Besluit van de Vlaamse regering tot vaststelling van de voorwaarden en modaliteiten van erkenning en subsidiëring van organisaties inzake aangepaste vrijetijdsbesteding voor personen met een handicap

bron
ministerie van de vlaamse gemeenschap
numac
2002035864
pub.
17/07/2002
prom.
03/05/2002
ELI
eli/besluit/2002/05/03/2002035864/staatsblad
staatsblad
https://www.ejustice.just.fgov.be/cgi/article_body(...)
Document Qrcode

3 MEI 2002. - Besluit van de Vlaamse regering tot vaststelling van de voorwaarden en modaliteiten van erkenning en subsidiëring van organisaties inzake aangepaste vrijetijdsbesteding voor personen met een handicap


De Vlaamse regering, Gelet op het decreet van 27 juni 1990 houdende de oprichting van een Vlaams Fonds voor de Sociale Integratie van Personen met een Handicap, inzonderheid op hoofdstuk IV en op artikelen 52 en 53, gewijzigd bij het decreet van 21 december 2001;

Gelet op het advies van de raad van bestuur van het Vlaams Fonds voor Sociale Integratie van Personen met een Handicap, gegeven op 10 juli 2001 en op 18 december 2001;

Gelet op het akkoord van de Vlaamse minister, bevoegd voor de Begroting, gegeven op 26 april 2002;

Gelet op de wetten op de Raad van State, gecoördineerd op 12 januari 1973, inzonderheid op artikel 3, § 1, vervangen bij de wet van 4 juli 1989 en gewijzigd bij de wet van 4 augustus 1996;

Gelet op de dringende noodzakelijkheid;

Overwegende dat een goede werking van het Vlaams Fonds voor de Sociale Integratie van Personen met een Handicap vereist dat onverwijld bepaalde criteria zouden worden vastgesteld waaraan de erkenning en subsidiëring van organisaties die de vrijetijdsbesteding van de personen met een handicap ontwikkelen, begeleiden en bevorderen moeten voldoen, om de werking van deze organisaties in het gehandicaptenbeleid in te bedden;

Op voorstel van de Vlaamse minister van Welzijn, Gezondheid en Gelijke Kansen;

Na beraadslaging, Besluit : HOOFDSTUK I. - Algemene bepalingen

Artikel 1.Binnen de perken van de hiervoor op zijn begroting ingeschreven kredieten kan het Vlaams Fonds voor de Sociale Integratie van Personen met een Handicap, hierna het Fonds te noemen, overeenkomstig de bepalingen van dit besluit, organisaties erkennen en subsidiëren die de vrijetijdsbesteding van personen met een handicap ontwikkelen, begeleiden en bevorderen.

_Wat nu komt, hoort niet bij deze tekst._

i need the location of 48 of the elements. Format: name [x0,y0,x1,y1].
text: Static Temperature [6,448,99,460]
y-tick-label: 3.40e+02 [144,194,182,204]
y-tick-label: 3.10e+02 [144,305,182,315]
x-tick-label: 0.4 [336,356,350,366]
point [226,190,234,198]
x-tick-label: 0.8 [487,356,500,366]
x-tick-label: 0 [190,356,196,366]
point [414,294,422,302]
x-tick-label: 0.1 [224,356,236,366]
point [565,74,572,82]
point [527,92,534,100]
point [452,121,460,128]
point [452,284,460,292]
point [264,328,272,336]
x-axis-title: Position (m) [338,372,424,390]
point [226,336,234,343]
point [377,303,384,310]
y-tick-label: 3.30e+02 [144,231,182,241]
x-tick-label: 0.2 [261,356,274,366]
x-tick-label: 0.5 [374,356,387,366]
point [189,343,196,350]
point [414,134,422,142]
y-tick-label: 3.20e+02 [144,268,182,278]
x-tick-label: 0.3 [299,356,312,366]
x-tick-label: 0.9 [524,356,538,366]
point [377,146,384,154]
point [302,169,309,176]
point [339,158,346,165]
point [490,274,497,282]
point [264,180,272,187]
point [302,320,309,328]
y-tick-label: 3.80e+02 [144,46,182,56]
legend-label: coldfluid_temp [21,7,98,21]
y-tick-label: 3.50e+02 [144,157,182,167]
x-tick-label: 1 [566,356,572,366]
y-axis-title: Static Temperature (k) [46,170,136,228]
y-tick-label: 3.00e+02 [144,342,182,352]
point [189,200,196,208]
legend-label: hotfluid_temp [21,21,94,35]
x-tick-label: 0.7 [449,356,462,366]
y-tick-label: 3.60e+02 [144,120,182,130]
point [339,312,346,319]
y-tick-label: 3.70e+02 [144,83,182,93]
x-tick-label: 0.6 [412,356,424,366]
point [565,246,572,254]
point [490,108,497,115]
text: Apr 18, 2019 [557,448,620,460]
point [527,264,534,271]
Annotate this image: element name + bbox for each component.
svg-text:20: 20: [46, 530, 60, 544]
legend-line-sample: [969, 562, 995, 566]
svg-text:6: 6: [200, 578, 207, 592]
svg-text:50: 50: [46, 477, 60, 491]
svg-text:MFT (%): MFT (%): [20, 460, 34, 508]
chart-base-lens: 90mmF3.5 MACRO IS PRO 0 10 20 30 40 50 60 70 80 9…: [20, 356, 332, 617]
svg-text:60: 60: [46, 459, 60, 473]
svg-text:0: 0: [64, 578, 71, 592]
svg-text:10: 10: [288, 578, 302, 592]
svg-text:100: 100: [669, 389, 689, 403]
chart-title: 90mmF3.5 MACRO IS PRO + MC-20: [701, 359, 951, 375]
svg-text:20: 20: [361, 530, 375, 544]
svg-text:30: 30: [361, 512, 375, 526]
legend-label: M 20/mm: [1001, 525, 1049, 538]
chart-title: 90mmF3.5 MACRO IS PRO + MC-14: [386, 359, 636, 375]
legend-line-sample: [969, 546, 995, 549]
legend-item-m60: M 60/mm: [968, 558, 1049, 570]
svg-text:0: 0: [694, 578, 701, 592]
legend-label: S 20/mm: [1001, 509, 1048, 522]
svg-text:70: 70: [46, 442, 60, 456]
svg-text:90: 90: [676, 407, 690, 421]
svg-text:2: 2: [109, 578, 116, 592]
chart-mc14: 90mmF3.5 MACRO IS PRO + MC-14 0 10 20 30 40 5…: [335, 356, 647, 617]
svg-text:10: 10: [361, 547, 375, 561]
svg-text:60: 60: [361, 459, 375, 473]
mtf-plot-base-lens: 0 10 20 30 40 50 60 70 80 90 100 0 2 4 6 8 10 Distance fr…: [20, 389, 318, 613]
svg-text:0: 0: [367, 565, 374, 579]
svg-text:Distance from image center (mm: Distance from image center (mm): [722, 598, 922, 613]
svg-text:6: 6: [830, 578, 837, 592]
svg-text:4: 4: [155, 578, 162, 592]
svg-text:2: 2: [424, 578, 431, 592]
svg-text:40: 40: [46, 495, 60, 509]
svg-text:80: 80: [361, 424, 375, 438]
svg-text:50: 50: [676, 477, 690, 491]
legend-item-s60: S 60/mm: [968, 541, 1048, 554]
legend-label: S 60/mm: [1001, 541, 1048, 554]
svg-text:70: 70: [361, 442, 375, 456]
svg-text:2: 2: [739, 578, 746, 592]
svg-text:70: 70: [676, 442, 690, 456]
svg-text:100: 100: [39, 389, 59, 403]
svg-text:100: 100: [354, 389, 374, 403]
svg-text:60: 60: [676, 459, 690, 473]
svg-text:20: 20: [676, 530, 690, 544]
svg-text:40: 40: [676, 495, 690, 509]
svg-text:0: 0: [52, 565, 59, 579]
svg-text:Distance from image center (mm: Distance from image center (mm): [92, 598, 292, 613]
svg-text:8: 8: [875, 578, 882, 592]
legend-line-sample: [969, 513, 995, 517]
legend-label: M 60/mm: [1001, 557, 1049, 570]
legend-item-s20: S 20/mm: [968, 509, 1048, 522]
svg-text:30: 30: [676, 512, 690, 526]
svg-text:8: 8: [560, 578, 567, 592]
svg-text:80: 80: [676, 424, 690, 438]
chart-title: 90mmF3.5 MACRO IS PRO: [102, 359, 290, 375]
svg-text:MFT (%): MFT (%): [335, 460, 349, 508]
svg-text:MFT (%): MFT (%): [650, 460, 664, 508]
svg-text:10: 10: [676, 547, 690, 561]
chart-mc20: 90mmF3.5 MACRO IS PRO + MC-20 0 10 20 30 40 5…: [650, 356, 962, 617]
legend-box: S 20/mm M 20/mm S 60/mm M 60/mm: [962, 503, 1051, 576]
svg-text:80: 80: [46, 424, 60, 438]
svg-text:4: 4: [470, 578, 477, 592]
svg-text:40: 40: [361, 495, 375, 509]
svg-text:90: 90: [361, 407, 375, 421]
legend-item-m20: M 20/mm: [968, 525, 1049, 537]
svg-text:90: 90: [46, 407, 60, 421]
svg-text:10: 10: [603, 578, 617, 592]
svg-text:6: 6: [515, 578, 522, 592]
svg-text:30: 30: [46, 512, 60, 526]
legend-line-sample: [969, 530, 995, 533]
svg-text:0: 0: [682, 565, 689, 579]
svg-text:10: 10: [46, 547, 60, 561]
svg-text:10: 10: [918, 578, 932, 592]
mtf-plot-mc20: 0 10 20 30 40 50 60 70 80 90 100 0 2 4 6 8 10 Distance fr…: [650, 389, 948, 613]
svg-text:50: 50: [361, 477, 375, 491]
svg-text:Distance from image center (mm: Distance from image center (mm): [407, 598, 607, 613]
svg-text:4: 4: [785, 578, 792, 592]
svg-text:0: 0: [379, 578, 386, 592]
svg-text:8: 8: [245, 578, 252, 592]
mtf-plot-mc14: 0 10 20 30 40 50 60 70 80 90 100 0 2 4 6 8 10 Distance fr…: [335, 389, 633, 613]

HOOFDSTUK II. - Erkenningsvoorwaarden

Art. 2.Om erkend te worden moeten de in artikel 1 bedoelde organisaties aan de volgende voorwaarden te voldoen : 1° zich richten tot personen met een handicap zoals beschreven in artikel 2 van het decreet van 27 juni 1990 houdende de oprichting van een Vlaams Fonds voor de Sociale Integratie van Personen met een Handicap;2° zich prioritair richten tot die personen met een handicap die in het thuismilieu verblijven en die bij voorkeur behoren tot de personen van wie de kansen tot sociale integratie beperkt zijn ingevolge een aantasting van hun mentale, lichamelijke of zintuiglijke mogelijkheden;3° beschikken over voldoende deskundigheid in het werken met personen met een handicap;4° aanbieden van een ruime waaier van groepsactiviteiten inzake het ontwikkelen, begeleiden en bevorderen van de vrijetijdsbesteding van personen met een handicap, waarmee per jaar minstens 250 personen met een handicap worden bereikt en die ofwel : 1) per jaar minstens 50 individuele vrijetijdstrajecten uitstippelen en opvolgen met het oog op de individuele begeleiding naar het gewone vrijetijdsaanbod;2) zowel groepsactiviteiten zoals bedoeld in 4°, eerste lid, aanbieden, als individuele vrijetijdstrajecten zoals bedoeld in 4°, 1), uitstippelen en opvolgen. Bij een combinatie van groepsactiviteiten en individuele vrijetijdstrajecten wordt het aantal personen met een handicap dat met de groepsactiviteiten moet worden bereikt verminderd met 5 personen per individueel vrijetijdstraject dat wordt uitgestippeld of opgevolgd. 5° een samenwerkingsprotocol afsluiten met minstens twee organisaties of overheden die eveneens actief zijn op het vlak van aangepaste vrijetijdsbesteding voor personen met een handicap;minstens één van deze organisaties ontplooit in hoofdzaak activiteiten die behoren tot het gewone vrijetijdsaanbod en is bijgevolg niet uitsluitend gericht op personen met een handicap; 6° in hoofdzaak werken met vrijwilligers die onder meer instaan voor de organisatie en begeleiding van de activiteiten voor de personen met een handicap;7° beschikken over beroepskrachten die een ondersteunende en voorwaardenscheppende rol vervullen ten opzichte van bovenvermelde vrijwilligers.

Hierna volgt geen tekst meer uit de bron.